The whole microprogram ROM should be drawn on a separate sheet using hierarchical design methodology. Since the development system uses a separate netlist file (XNF) for every sheet, so the netlist file of the microprogram ROM is separated. A utility program written by the author of



Fig. 9.

this paper is used to fill the ROM with the appropriate data. The program accepts waveform entry and alters the XNF file that describes the ROM.

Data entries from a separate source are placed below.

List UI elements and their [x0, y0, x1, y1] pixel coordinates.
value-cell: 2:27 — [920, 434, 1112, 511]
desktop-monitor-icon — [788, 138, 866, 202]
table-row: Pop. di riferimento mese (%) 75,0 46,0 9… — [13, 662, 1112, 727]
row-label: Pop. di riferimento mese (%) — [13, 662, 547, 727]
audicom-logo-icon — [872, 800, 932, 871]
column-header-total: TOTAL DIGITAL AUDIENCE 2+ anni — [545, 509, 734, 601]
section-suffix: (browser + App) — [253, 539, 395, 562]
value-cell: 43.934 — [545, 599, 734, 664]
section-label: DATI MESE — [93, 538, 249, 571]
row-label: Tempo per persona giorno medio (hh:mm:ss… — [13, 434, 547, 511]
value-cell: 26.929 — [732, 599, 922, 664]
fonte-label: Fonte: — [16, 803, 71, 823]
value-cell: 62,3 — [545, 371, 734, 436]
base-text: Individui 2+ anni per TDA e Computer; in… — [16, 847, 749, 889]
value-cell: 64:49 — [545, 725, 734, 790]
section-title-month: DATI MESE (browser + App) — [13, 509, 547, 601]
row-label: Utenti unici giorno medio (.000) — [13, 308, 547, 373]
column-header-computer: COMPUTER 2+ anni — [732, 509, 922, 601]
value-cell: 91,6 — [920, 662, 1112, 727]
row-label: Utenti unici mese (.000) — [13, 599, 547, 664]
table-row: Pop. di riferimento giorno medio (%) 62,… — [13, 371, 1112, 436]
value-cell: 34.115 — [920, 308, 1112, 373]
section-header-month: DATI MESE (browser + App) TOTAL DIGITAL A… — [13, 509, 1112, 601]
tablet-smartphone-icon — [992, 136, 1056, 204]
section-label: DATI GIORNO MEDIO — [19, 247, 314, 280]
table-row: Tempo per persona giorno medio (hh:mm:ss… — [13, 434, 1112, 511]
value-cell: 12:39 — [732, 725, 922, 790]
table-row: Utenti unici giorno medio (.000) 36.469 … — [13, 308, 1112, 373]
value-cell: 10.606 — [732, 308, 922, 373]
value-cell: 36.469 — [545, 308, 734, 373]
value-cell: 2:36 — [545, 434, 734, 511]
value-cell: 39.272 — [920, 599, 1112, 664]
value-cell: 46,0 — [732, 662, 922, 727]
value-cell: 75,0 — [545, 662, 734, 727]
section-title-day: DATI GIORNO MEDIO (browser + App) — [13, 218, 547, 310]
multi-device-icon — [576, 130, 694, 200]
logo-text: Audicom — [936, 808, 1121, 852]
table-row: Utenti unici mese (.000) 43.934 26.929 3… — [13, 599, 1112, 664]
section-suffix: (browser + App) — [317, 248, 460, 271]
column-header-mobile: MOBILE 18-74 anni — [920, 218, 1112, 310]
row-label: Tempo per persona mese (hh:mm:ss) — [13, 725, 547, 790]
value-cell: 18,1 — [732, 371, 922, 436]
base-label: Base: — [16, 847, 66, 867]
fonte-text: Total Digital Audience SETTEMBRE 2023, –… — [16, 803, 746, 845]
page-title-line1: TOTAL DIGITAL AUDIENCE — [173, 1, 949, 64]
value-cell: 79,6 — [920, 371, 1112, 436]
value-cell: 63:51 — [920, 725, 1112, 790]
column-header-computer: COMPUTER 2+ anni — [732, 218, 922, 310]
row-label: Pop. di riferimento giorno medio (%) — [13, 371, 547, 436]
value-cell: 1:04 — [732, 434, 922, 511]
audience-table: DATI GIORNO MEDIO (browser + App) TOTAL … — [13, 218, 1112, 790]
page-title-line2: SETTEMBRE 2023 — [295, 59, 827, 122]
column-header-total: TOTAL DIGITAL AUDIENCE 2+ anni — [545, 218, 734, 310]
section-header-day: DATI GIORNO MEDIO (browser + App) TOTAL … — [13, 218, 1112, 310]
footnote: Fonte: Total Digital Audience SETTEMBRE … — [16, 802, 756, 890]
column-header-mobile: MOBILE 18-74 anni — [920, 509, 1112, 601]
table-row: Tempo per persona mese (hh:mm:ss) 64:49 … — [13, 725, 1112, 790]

### 11. Experimental Results

The Fig. 10 shows the experimental results. The software was running on an IBM PC with 486DX-33 processor. The program is written in assembly language, uses 8086 and 80386 (32 bit) instructions, respectively.

| hardware                         | 19 ms               |
|----------------------------------|---------------------|
| program using 8086 instructions  | $340 \mathrm{~ms}$  |
| program using 80386 instructions | $274 \mathrm{\ ms}$ |

Fig. 10.

The hardware is far more fast than any of the software solutions. The bottleneck of the hardware solution is the memory access, and so the speed of the processing depends strongly on it. Fortunately in the case of Dineen and Unger smoothing all 16 bits that are read at a time can be processed in parallel manner. The memory access can be accelerated by using cache, and can be achieved even higher speed of processing. The experiment proves that even a comparably cheap solution can significantly speed up the compute intensive image processing or character recognition tasks.

### 12. Conclusion

The card that was developed at the Dept. of Automation was introduced. It's goal a comparable cheap and efficient speed up of the compute intensive algorithms like character recognition and picture processing. The architecture of the card was developed using the experience gained from a previous card.

#### References

- 1. PRENCSOVSZKY, Cs. SZIGETI, Z. (1989): Képbeviteli modul IBM PC -hez. Végzős konferencia 1989. (in Hungarian).
- 2. MÁRTONFI, ZS. (1993): Hardver algoritmusok megvalósítására alkalmas eszköz készítése Diplomaterv 1993. (in. Hungarian).
- 3. XILINX: The Programmable Logic Data Book 1994.
- 4. INTEL Corp.: Memory Products 1991.
- 5. ULLMANN, J. R. (1973): Pattern Recognition Techniques.